Night and the City (1950)

Night and the City (1950), directed by Jules Dassin.

Harry Fabian (Richard Widmark) is a hyperkinetic "sports promoter", a cheap hustler with big talk and big plans. He's a modern man-boy, an "artist without an art" who never gets a break and is always mooching from his friends (so-called) and his girl (lovely Gene Tierney), a nightclub singer. We don't even know where he lives; he's always on the move.

Harry devises a cunning plan to dominate wrestling in London. All he has to do is lie to and cheat everyone in sight. For all his scheming he is tragically oblivious to what is happening around him: he is playing games with people who will kill him for a nickel. He's still running at the end, being hunted.

Mean and gritty, this is deep in the "we're screwed" end of the film noir pool. A critic at the time described it as "little more than a melange of maggoty episodes". It's not true that there are no sympathetic characters. Gene Tierney and Hugh Marlowe are decent and likeable, although they are barely in it. Herbert Lom, gangster boss, honors his father, a proud champion wrestler of the old school, so that's one commandment obeyed. The old man himself has a fierce, uncompromising sense of honor.

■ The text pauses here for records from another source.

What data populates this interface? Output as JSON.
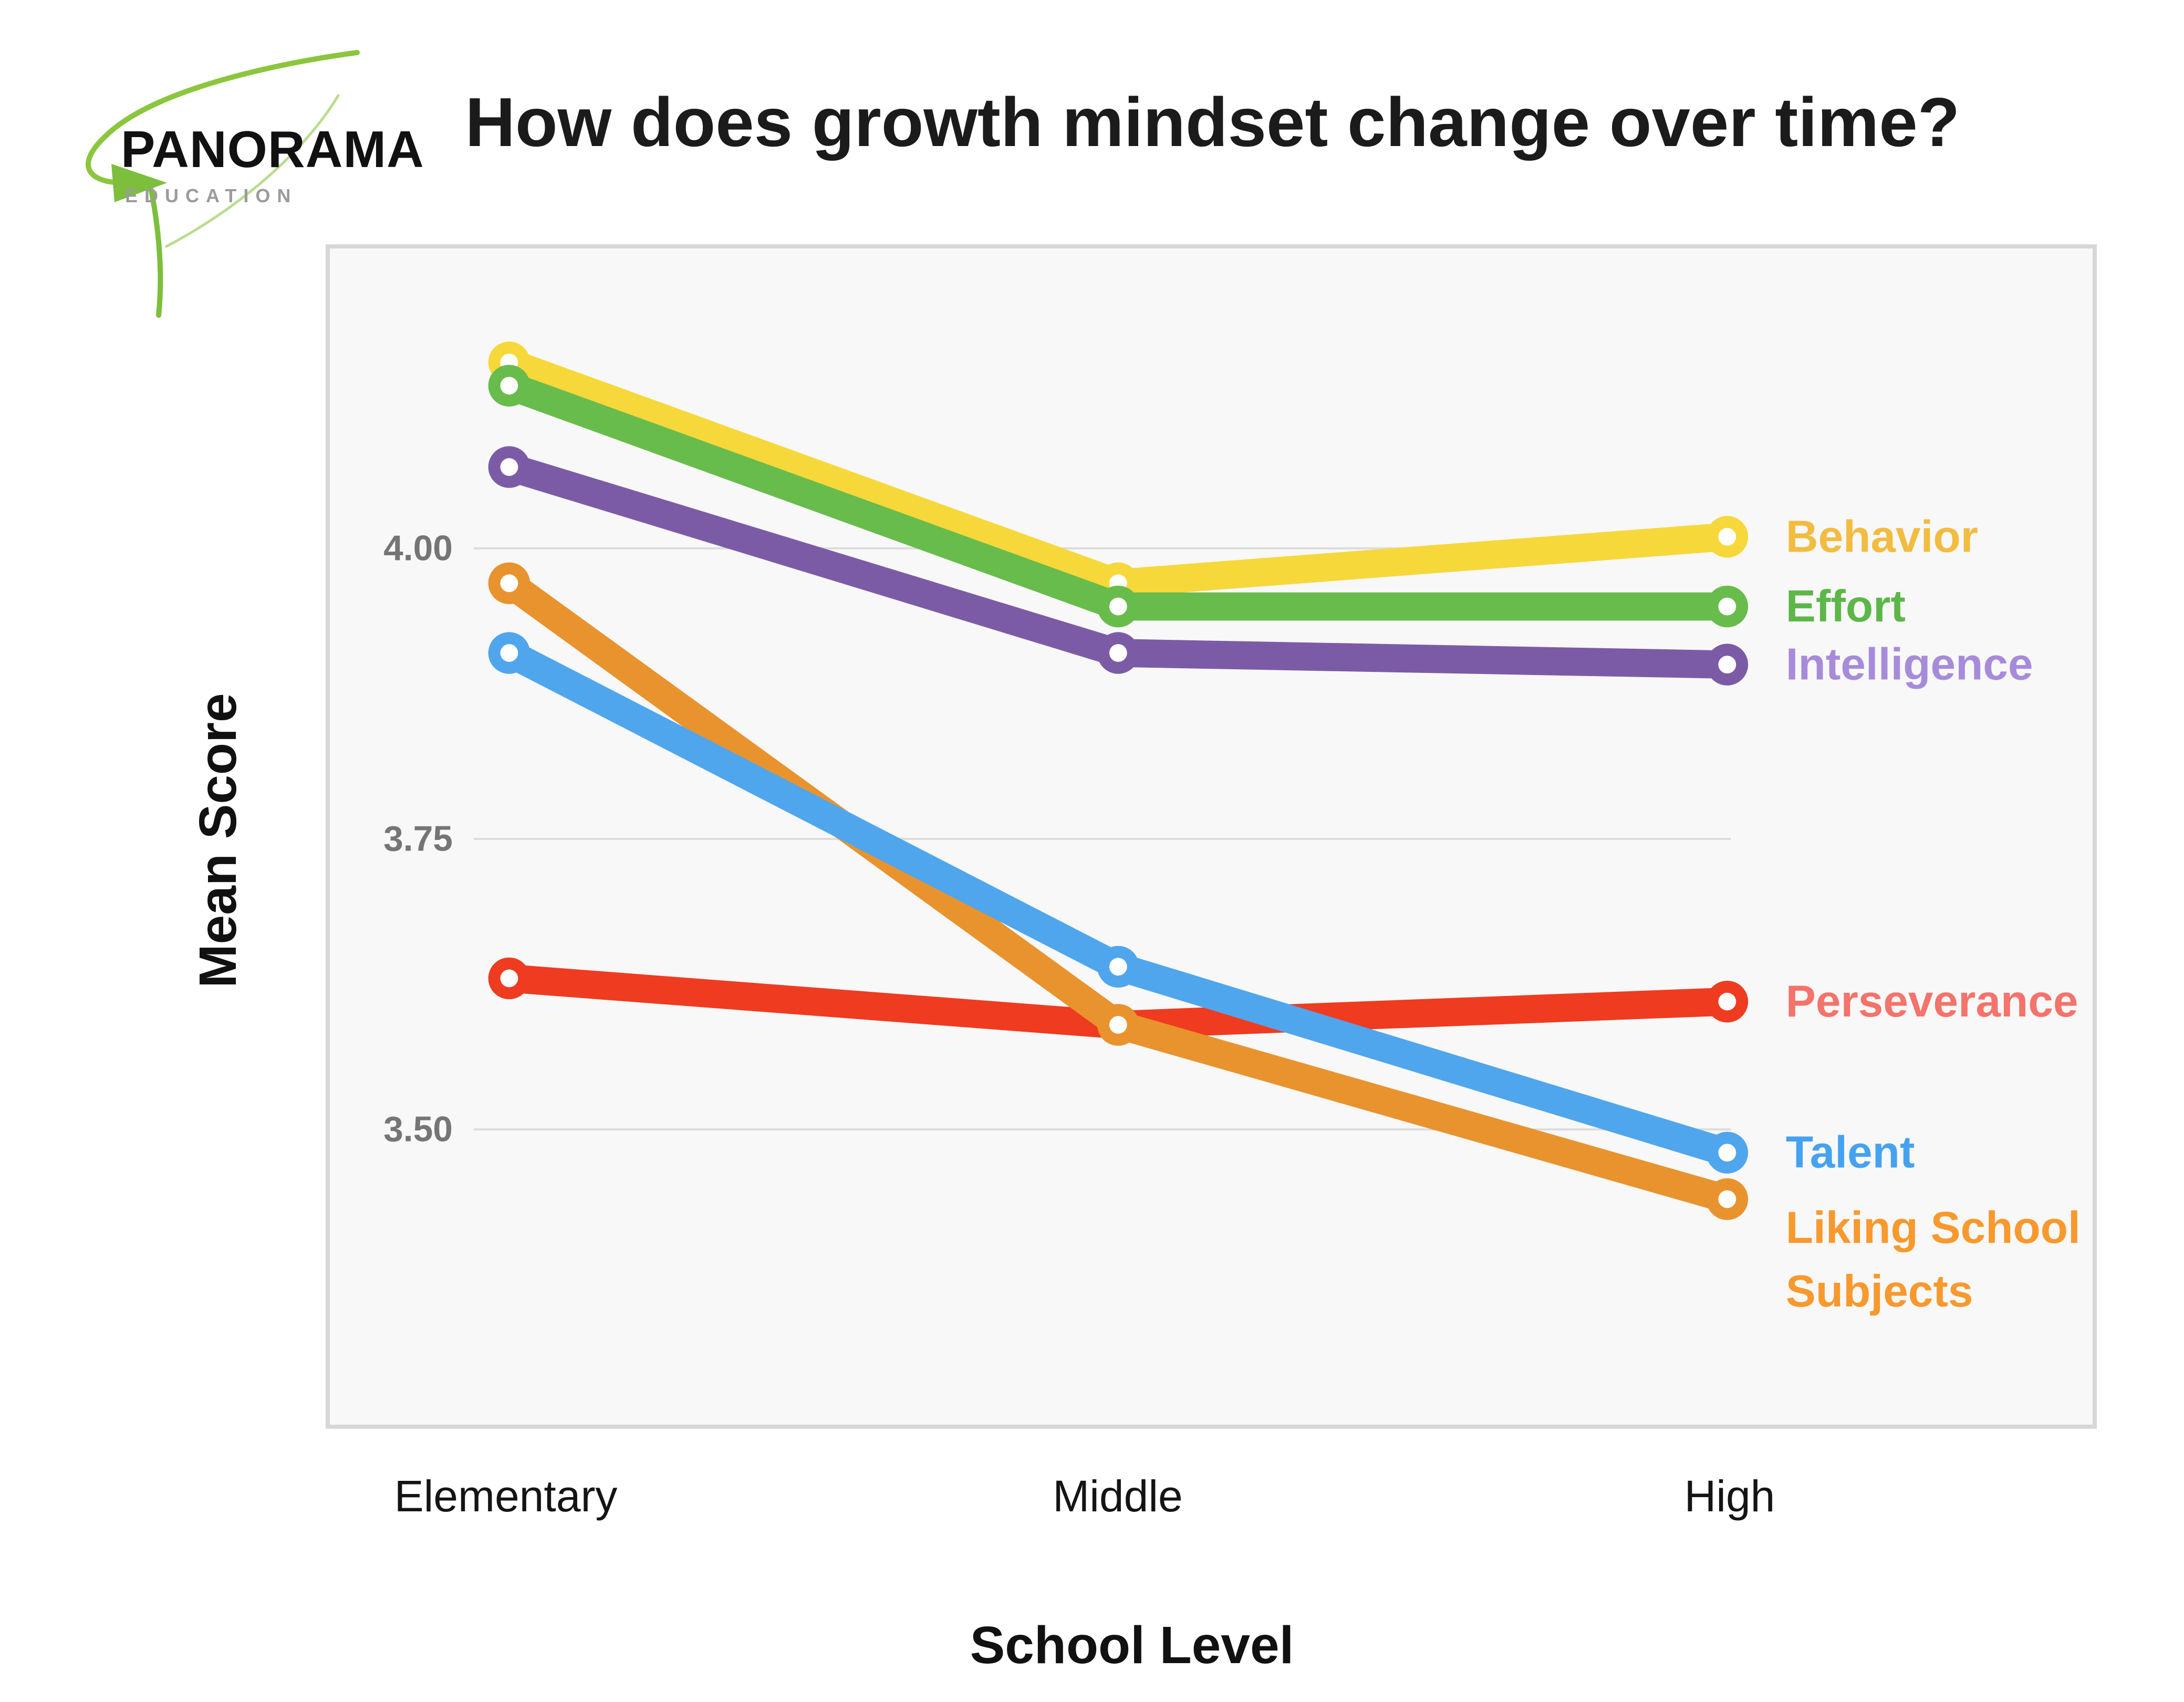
{
  "logo": {
    "brand": "PANORAMA",
    "sub": "EDUCATION",
    "swoosh_color": "#8CC63F"
  },
  "chart_data": {
    "type": "line",
    "title": "How does growth mindset change over time?",
    "xlabel": "School Level",
    "ylabel": "Mean Score",
    "categories": [
      "Elementary",
      "Middle",
      "High"
    ],
    "yticks": [
      {
        "label": "4.00",
        "value": 4.0
      },
      {
        "label": "3.75",
        "value": 3.75
      },
      {
        "label": "3.50",
        "value": 3.5
      }
    ],
    "ylim": [
      3.28,
      4.26
    ],
    "grid": true,
    "legend_position": "right-of-line-endpoints",
    "panel_background": "#f8f8f8",
    "gridline_color": "#dcdcdc",
    "tick_label_color": "#757575",
    "series": [
      {
        "name": "Behavior",
        "label_lines": [
          "Behavior"
        ],
        "values": [
          4.16,
          3.97,
          4.01
        ],
        "line_color": "#F6D83B",
        "label_color": "#F2BC40"
      },
      {
        "name": "Effort",
        "label_lines": [
          "Effort"
        ],
        "values": [
          4.14,
          3.95,
          3.95
        ],
        "line_color": "#68BC4B",
        "label_color": "#5CB748"
      },
      {
        "name": "Intelligence",
        "label_lines": [
          "Intelligence"
        ],
        "values": [
          4.07,
          3.91,
          3.9
        ],
        "line_color": "#7C5BA6",
        "label_color": "#A78BDB"
      },
      {
        "name": "Perseverance",
        "label_lines": [
          "Perseverance"
        ],
        "values": [
          3.63,
          3.59,
          3.61
        ],
        "line_color": "#EF3B20",
        "label_color": "#F4736B"
      },
      {
        "name": "Talent",
        "label_lines": [
          "Talent"
        ],
        "values": [
          3.91,
          3.64,
          3.48
        ],
        "line_color": "#4FA6EC",
        "label_color": "#45A2F0"
      },
      {
        "name": "Liking School Subjects",
        "label_lines": [
          "Liking School",
          "Subjects"
        ],
        "values": [
          3.97,
          3.59,
          3.44
        ],
        "line_color": "#E9932E",
        "label_color": "#F8992D"
      }
    ]
  }
}
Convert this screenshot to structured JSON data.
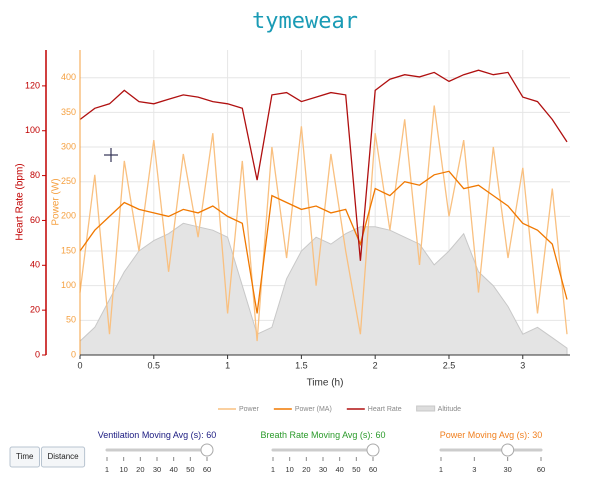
{
  "title": "tymewear",
  "chart_data": {
    "type": "line",
    "xlabel": "Time (h)",
    "ylabel": "Power (W)",
    "y2label": "Heart Rate (bpm)",
    "x": [
      0,
      0.1,
      0.2,
      0.3,
      0.4,
      0.5,
      0.6,
      0.7,
      0.8,
      0.9,
      1.0,
      1.1,
      1.2,
      1.3,
      1.4,
      1.5,
      1.6,
      1.7,
      1.8,
      1.9,
      2.0,
      2.1,
      2.2,
      2.3,
      2.4,
      2.5,
      2.6,
      2.7,
      2.8,
      2.9,
      3.0,
      3.1,
      3.2,
      3.3
    ],
    "xlim": [
      0,
      3.32
    ],
    "xticks": [
      0,
      0.5,
      1,
      1.5,
      2,
      2.5,
      3
    ],
    "ylim": [
      0,
      440
    ],
    "yticks": [
      0,
      50,
      100,
      150,
      200,
      250,
      300,
      350,
      400
    ],
    "ycolor": "#f5a040",
    "y2lim": [
      0,
      136
    ],
    "y2ticks": [
      0,
      20,
      40,
      60,
      80,
      100,
      120
    ],
    "y2color": "#c00000",
    "grid": true,
    "series": [
      {
        "name": "Altitude",
        "color": "#c8c8c8",
        "style": "area",
        "values": [
          20,
          40,
          80,
          120,
          150,
          165,
          175,
          190,
          185,
          180,
          170,
          100,
          30,
          40,
          110,
          150,
          170,
          160,
          175,
          185,
          185,
          180,
          170,
          160,
          130,
          150,
          175,
          120,
          100,
          70,
          30,
          40,
          25,
          10
        ]
      },
      {
        "name": "Power",
        "color": "#f9c080",
        "values": [
          90,
          260,
          30,
          280,
          150,
          310,
          120,
          290,
          170,
          320,
          60,
          280,
          20,
          300,
          140,
          330,
          100,
          290,
          150,
          30,
          320,
          180,
          340,
          130,
          360,
          200,
          310,
          90,
          300,
          140,
          270,
          60,
          240,
          30
        ]
      },
      {
        "name": "Power (MA)",
        "color": "#f07800",
        "values": [
          150,
          180,
          200,
          220,
          210,
          205,
          200,
          210,
          205,
          215,
          200,
          190,
          60,
          230,
          220,
          210,
          215,
          205,
          210,
          160,
          240,
          230,
          250,
          245,
          260,
          265,
          240,
          245,
          230,
          215,
          190,
          180,
          160,
          80
        ]
      },
      {
        "name": "Heart Rate",
        "color": "#b01010",
        "axis": "y2",
        "values": [
          105,
          110,
          112,
          118,
          113,
          112,
          114,
          116,
          115,
          113,
          112,
          110,
          78,
          116,
          117,
          113,
          115,
          117,
          116,
          42,
          118,
          123,
          125,
          124,
          126,
          122,
          125,
          127,
          125,
          126,
          115,
          113,
          105,
          95
        ]
      }
    ],
    "legend_order": [
      "Power",
      "Power (MA)",
      "Heart Rate",
      "Altitude"
    ]
  },
  "controls": {
    "buttons": [
      "Time",
      "Distance"
    ],
    "sliders": [
      {
        "label": "Ventilation Moving Avg (s):",
        "value": 60,
        "color": "#1a1a80",
        "ticks": [
          1,
          10,
          20,
          30,
          40,
          50,
          60
        ]
      },
      {
        "label": "Breath Rate Moving Avg (s):",
        "value": 60,
        "color": "#2a9a2a",
        "ticks": [
          1,
          10,
          20,
          30,
          40,
          50,
          60
        ]
      },
      {
        "label": "Power Moving Avg (s):",
        "value": 30,
        "color": "#f08020",
        "ticks": [
          1,
          3,
          30,
          60
        ]
      }
    ]
  }
}
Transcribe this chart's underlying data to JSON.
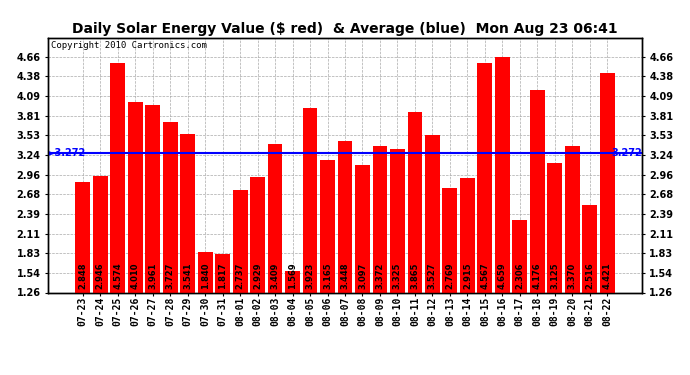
{
  "title": "Daily Solar Energy Value ($ red)  & Average (blue)  Mon Aug 23 06:41",
  "copyright": "Copyright 2010 Cartronics.com",
  "average": 3.272,
  "average_label": "3.272",
  "bar_color": "#FF0000",
  "avg_line_color": "#0000FF",
  "background_color": "#FFFFFF",
  "plot_bg_color": "#FFFFFF",
  "grid_color": "#AAAAAA",
  "categories": [
    "07-23",
    "07-24",
    "07-25",
    "07-26",
    "07-27",
    "07-28",
    "07-29",
    "07-30",
    "07-31",
    "08-01",
    "08-02",
    "08-03",
    "08-04",
    "08-05",
    "08-06",
    "08-07",
    "08-08",
    "08-09",
    "08-10",
    "08-11",
    "08-12",
    "08-13",
    "08-14",
    "08-15",
    "08-16",
    "08-17",
    "08-18",
    "08-19",
    "08-20",
    "08-21",
    "08-22"
  ],
  "values": [
    2.848,
    2.946,
    4.574,
    4.01,
    3.961,
    3.727,
    3.541,
    1.84,
    1.817,
    2.737,
    2.929,
    3.409,
    1.569,
    3.923,
    3.165,
    3.448,
    3.097,
    3.372,
    3.325,
    3.865,
    3.527,
    2.769,
    2.915,
    4.567,
    4.659,
    2.306,
    4.176,
    3.125,
    3.37,
    2.516,
    4.421
  ],
  "ylim_min": 1.26,
  "ylim_max": 4.94,
  "yticks": [
    1.26,
    1.54,
    1.83,
    2.11,
    2.39,
    2.68,
    2.96,
    3.24,
    3.53,
    3.81,
    4.09,
    4.38,
    4.66
  ],
  "title_fontsize": 10,
  "tick_fontsize": 7,
  "bar_label_fontsize": 6,
  "copyright_fontsize": 6.5,
  "avg_label_fontsize": 7
}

Mike Mazurki, last seen here in Donovan's Reef (1963), is "the Strangler", and also served as an uncredited wrestling technical advisor. He was a pro not only in wrestling, but also in football and basketball (6'5"). Both he and Stanislaus Zbyszko (the old man) were the real deal and perform a long, brutal wrestling match.

Franz Waxman score. Remade in 1992.

Criterion DVD with an informative commentary track. Quite a lot about Dassin's struggle with the blacklist. This is the American cut, the director's preferred version.